205. Blots, stains and blemishes
Yesterday in a bookstore I looked at a copy of Jim Newton's new biography of Earl Warren. The jacket copy - for which the Penguin publicity department, rather than Newton, was presumably responsible - mentioned Warren's enthusiastic support for reviving the 19th-century California custom of persecuting Asians. (See post 196.) The jacket copy describes this as "one of the few blemishes on an otherwise progressive record."
The famously "idealistic" Woodrow Wilson was the President who inaugurated segregation in federal employment, and in his 1916 campaign against former Justice Charles Evans Hughes, Wilson's thin victory margin may well have been his appeal to the racist vote (remember than Blacks were generally not allowed to vote, despite the 15th amendment - Wilson counted on that).
For example, in a campaign speech in St. Louis, our idealistic President accused Republicans of "'colonizing' imported black voters in a fraudulent attempt to pad the electoral rolls." Less than a year later, by no coincidence, East St. Louis was the site of the first of the anti-Black pogroms of the dreadful 1917-23 period - pogroms that Wilson made no effort to suppress.
It would be nice to believe the "scholarly" Wilson was being cynical in his campaign speeches, but he wasn't: his racism was sincere. More than that: it was at the very core of his supposed scholarship. Some of his most grotesquely racist comments, directed against Southern Europeans as well as the more traditional targets, can be found in his multi-volume History of the American People. (Check out vol. V, pp. 17-22, 44-53, 58-64, 184-187, 212-214; a selection can also be found here at 208-213.)
Wilson's racism played a significant part in his post-WW I negotiations, when he refused to accept a proposal by the Japanese to include in the League of Nations' covenant an explicit recognition of "the equality of the yellow race," to use the phrasing found in this history of Japanese-American relations. Wilson's racism gave a clear message to the Japanese of the interwar years: they couldn't expect to share the Pacific peacefully with the United States, and needed to start considering another modus vivendi.
So how do his biographers treat Wilson's racism? Louis Auchincloss, the chronicler of WASPy law firms, called Wilson's support for segregation a "stain" on his presidency - almost as gauche, one imagines from the wording, as spilling gravy on a linen tablecloth. Wilson's suppression of political dissent is another "stain." The current holder of the franchise for scholarly biography of Wilson, Arthur S. Link, calls his subject's record on race a "blot."

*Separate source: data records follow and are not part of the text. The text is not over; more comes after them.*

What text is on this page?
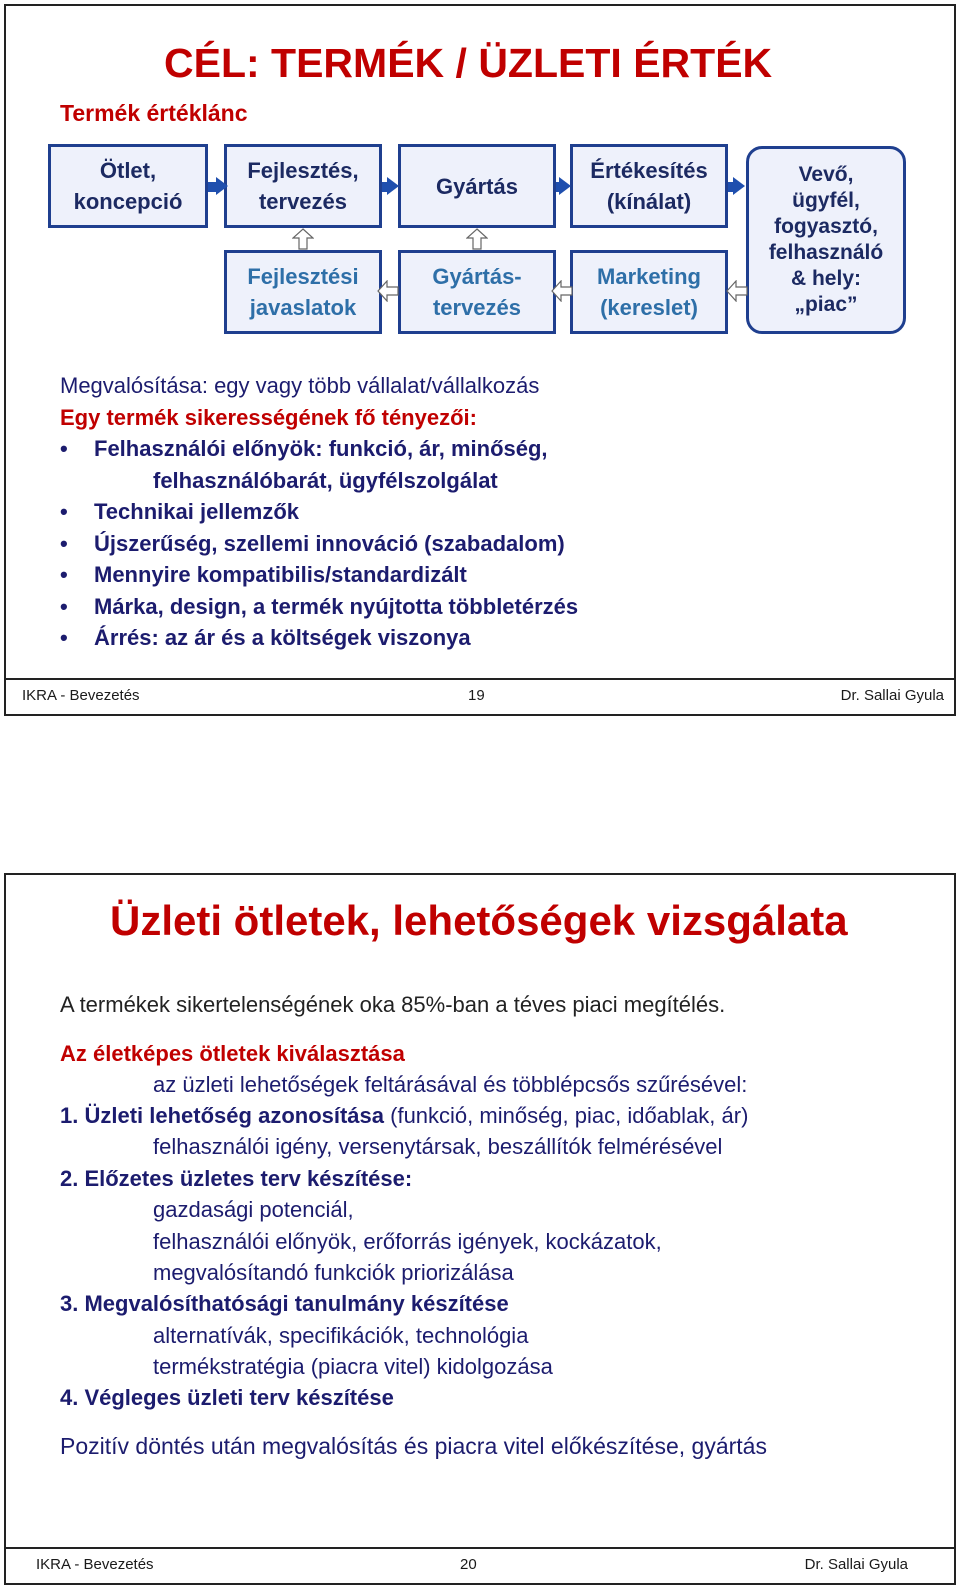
CÉL: TERMÉK / ÜZLETI ÉRTÉK
Termék értéklánc
Ötlet,
koncepció
Fejlesztés,
tervezés
Gyártás
Értékesítés
(kínálat)
Fejlesztési
javaslatok
Gyártás-
tervezés
Marketing
(kereslet)
Vevő,
ügyfél,
fogyasztó,
felhasználó
& hely:
„piac”
Megvalósítása: egy vagy több vállalat/vállalkozás
Egy termék sikerességének fő tényezői:
• Felhasználói előnyök: funkció, ár, minőség,
felhasználóbarát, ügyfélszolgálat
• Technikai jellemzők
• Újszerűség, szellemi innováció (szabadalom)
• Mennyire kompatibilis/standardizált
• Márka, design, a termék nyújtotta többletérzés
• Árrés: az ár és a költségek viszonya
IKRA - Bevezetés	19	Dr. Sallai Gyula
Üzleti ötletek, lehetőségek vizsgálata
A termékek sikertelenségének oka 85%-ban a téves piaci megítélés.
Az életképes ötletek kiválasztása
az üzleti lehetőségek feltárásával és többlépcsős szűrésével:
1. Üzleti lehetőség azonosítása (funkció, minőség, piac, időablak, ár)
felhasználói igény, versenytársak, beszállítók felmérésével
2. Előzetes üzletes terv készítése:
gazdasági potenciál,
felhasználói előnyök, erőforrás igények, kockázatok,
megvalósítandó funkciók priorizálása
3. Megvalósíthatósági tanulmány készítése
alternatívák, specifikációk, technológia
termékstratégia (piacra vitel) kidolgozása
4. Végleges üzleti terv készítése
Pozitív döntés után megvalósítás és piacra vitel előkészítése, gyártás
IKRA - Bevezetés	20	Dr. Sallai Gyula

Andy Warhol once wrote, or rather spoke into his tape recorder and had some assistant type up:
When I did my self-portrait, I left all the pimples out because you always should. Pimples are a temporary condition and they don't have anything to do with what you really look like. Always omit the blemishes - they're not part of the good picture you want.
The Wilson apologists' use of "blot" and "stain," like the Penguin copy-writer's reference to the "blemish" on Earl Warren's record, convey the same idea, but less forthrightly. They mean to imply that Wilson's and Warren's attitudes toward race and free speech don't have anything to do with what those men were really like. The injustices these heroes perpetrated, the sufferings they imposed on so many innocent people, were external to their achievements, mere pimples on the angelic face of public service.
Instead of looking at their concrete accomplishments, the biographers all tell us, we should focus on their intentions, or rather on their public formulations of their intentions. See? They said all sorts of noble things. That's what's essential about them, not what they actually did.